CHARLOTTE, N.C. — An unusually strong solar storm that's hitting Earth has produced northern lights in the U.S., visible in the Carolinas.
WCNC Charlotte's camera network captured views of the lights Friday from Monroe, Dallas and Concord, the sky lit in greenish-pink hues. Chief meteorologist Brad Panovich commented that in his time living in Charlotte, he hadn't seen the lights in the sky here.
The outburst reached the earth Friday afternoon. That was when the Associated Press reported the National Oceanic and Atmospheric Administration (NOAA) issued a rare severe geomagnetic storm warning. The effects are due to last through the weekend and possibly into the next week.
NOAA alerted operators of power plants and spacecraft in orbit to take precautions, as well as the Federal Administration Agency.
“For most people here on planet Earth, they won’t have to do anything,” said Rob Steenburgh, a scientist with NOAA’s Space Weather Prediction Center.
The northern lights are possibly visible as far south in the U.S. as Alabama and Northern California, according to NOAA.
But it was hard to predict and experts stressed it would not be the dramatic curtains of color normally associated with the northern lights, but more like splashes of greenish hues.
“That’s really the gift from space weather — the aurora,” said Steenburgh. He and his colleagues said the best aurora views may come from phone cameras, which are better at capturing light than the naked eye.
The most intense solar storm in recorded history, in 1859, prompted auroras in central America and possibly even Hawaii. “We are not anticipating that” but it could come close, said NOAA space weather forecaster Shawn Dahl.
This storm poses a risk for high-voltage transmission lines for power grids, not the electrical lines ordinarily found in people’s homes, Dahl told reporters. Satellites also could be affected, which in turn could disrupt navigation and communication services here on Earth.
An extreme geomagnetic storm in 2003, for example, took out power in Sweden and damaged power transformers in South Africa.
Even when the storm is over, signals between GPS satellites and ground receivers could be scrambled or lost, according to NOAA. But there are so many navigation satellites that any outages should not last long, Steenburgh noted.
The sun has produced strong solar flares since Wednesday, resulting in at least seven outbursts of plasma. Each eruption — known as a coronal mass ejection — can contain billions of tons of plasma and magnetic field from the sun’s outer atmosphere, or corona.
The flares seem to be associated with a sunspot that’s 16 times the diameter of Earth, according to NOAA. It’s all part of the solar activity that’s ramping up as the sun approaches the peak of its 11-year cycle.

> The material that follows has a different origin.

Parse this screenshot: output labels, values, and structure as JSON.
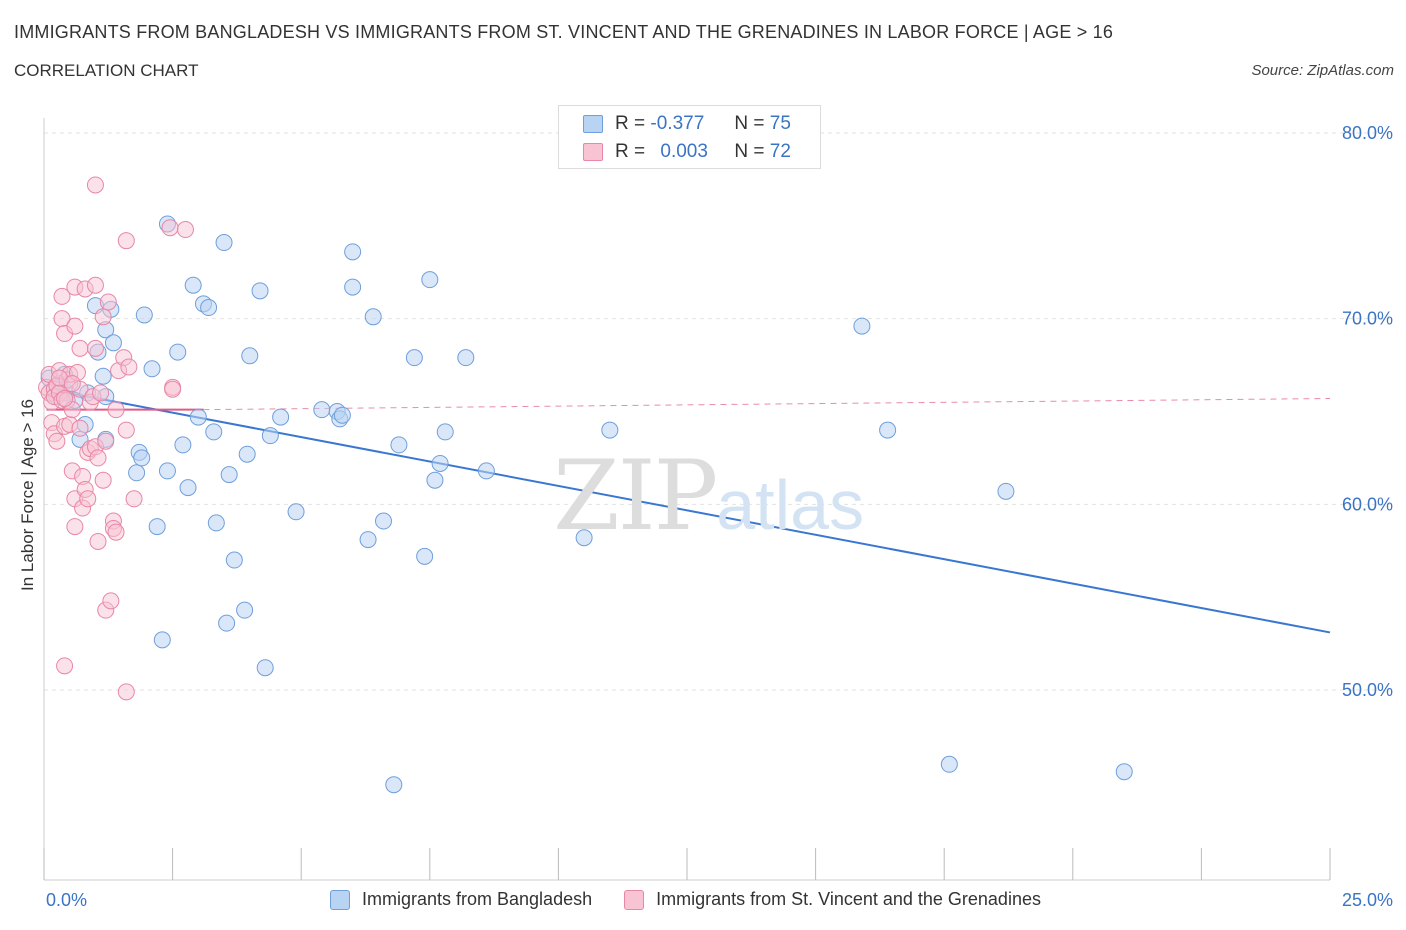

NASA said the storm posed no serious threat to the seven astronauts aboard the International Space Station. The biggest concern is the increased radiation levels, and the crew could move to a better shielded part of the station if necessary, according to Steenburgh.

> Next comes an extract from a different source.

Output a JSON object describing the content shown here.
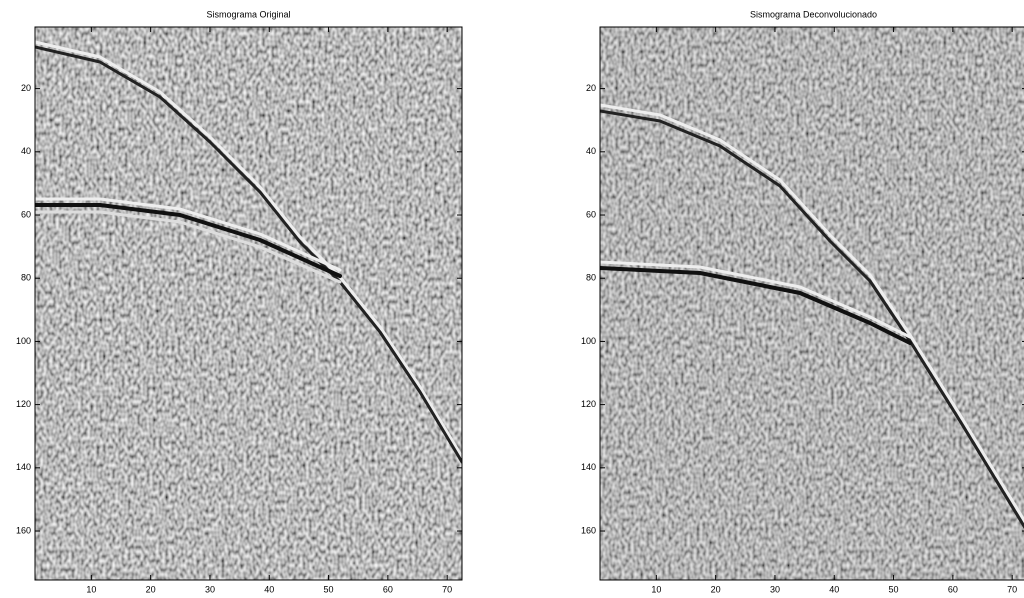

Increased radiation also could threaten some of NASA’s science satellites. Extremely sensitive instruments will be turned off, if necessary, to avoid damage, said Antti Pulkkinen, director of the space agency’s heliophysics science division.
Several sun-focused spacecraft are monitoring all the action.
“This is exactly the kinds of things we want to observe,” Pulkkinen said.
The Associated Press contributed to this report.